I suggest that these commands of our King are a reminder that we don’t need material possessions, education, a certain funding level, a perfect sustainable plan, or a three-year goal to prosper. We can and should be good stewards of what He entrusts us with and plan accordingly. Yet, there are times when we we are so quick to jump in and make plans, and it is so important that we submit our plans fully to Him and let Him be in charge. He doesn’t need our plan, but occasionally indulges us because He can make all things work together for our good.
Our work often becomes more complex than we would like. For many of us who are in ministry, it easy to get bogged down by all of the complications and even obligations. In our efforts to meet the physical needs of those we came to serve and to live among them in relationship, it can be easy to forget the simplicity of the Gospel and its mission. We are called to care for the souls of the lost; through love and presence, we are called to spread the Good News and our Father’s Kingdom. This is what Jesus did for us — He saved our souls — and now we respond to Him by embracing this simple truth and sharing it everywhere we go.
Through Jesus’ many parables, actions, and plain language, the responsibility to care for those struggling with poverty, infirmities, and under oppression is clear. No one is exempt from acts of charity. Jesus healed the sick when He was exhausted, hungry, and thirsty because “He had compassion on them,” until He had fully poured out. He did it because He loves extravagantly, and that’s as simple as it gets.
My words have not been intended to drive home a theological stance but only an opportunity for each of us to examine the “why” of Simplicity. Can you look at any aspect of your life and confidently assert its value and adherence to simplicity? Does it make sense? Was it carefully considered or, like us buying chocolate when we are having a strong craving, was it a bit of indulgence?

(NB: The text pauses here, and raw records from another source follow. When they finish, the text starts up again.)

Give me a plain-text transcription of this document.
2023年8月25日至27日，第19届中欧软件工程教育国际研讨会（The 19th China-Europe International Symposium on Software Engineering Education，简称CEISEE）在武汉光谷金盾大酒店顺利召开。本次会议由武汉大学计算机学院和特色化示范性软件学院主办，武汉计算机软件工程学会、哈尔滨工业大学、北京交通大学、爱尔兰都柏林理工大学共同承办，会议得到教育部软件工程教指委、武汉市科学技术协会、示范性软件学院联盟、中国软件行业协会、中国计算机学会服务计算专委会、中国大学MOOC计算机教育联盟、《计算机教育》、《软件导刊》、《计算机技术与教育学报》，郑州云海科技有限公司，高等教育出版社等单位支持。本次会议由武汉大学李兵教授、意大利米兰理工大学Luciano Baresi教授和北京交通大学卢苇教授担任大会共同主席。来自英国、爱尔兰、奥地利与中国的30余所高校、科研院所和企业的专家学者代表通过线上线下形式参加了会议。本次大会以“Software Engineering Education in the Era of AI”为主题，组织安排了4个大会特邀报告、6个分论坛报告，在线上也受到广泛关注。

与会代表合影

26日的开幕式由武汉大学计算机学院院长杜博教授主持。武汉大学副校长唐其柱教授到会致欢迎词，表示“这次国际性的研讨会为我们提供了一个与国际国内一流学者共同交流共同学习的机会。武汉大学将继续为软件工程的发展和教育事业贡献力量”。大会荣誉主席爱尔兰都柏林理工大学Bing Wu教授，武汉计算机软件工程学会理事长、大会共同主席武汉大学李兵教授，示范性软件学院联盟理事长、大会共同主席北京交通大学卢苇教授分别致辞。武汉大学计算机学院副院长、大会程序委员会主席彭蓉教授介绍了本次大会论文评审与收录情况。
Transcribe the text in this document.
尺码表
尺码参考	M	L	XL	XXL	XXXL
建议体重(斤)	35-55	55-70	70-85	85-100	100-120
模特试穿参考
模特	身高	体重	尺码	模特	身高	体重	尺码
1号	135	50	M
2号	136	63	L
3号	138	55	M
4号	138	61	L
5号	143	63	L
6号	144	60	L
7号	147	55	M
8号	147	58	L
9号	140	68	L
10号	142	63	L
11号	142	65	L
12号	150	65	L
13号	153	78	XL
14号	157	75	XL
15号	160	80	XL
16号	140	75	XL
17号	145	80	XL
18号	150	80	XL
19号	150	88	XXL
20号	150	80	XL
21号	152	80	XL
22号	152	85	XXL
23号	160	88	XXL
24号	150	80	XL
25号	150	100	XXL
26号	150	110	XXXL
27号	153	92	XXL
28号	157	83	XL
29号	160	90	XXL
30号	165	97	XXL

I pray that you would ask our King for wisdom as you discern what it looks like to live with simplicity. I pray for this wisdom for myself. Lord knows I need it, too
Do the crazy, simple thing, brothers and sisters. It’s always, ALWAYS better.
Mary and Benjamin Grimm are working as WMF staff alongside the Yamano people of Papua New Guinea. Mary focuses on creating adult literacy programs and completing a translation of the Bible in Yamano. Benjamin focuses on addressing medical and economic needs. They live with their daughter, Joya, in a remote village in the East Sepik Region. The Grimms look forward to partnering with the Yamano in establishing a long-term Word Made Flesh community presence that will be of service to the Yamano and the surrounding communities.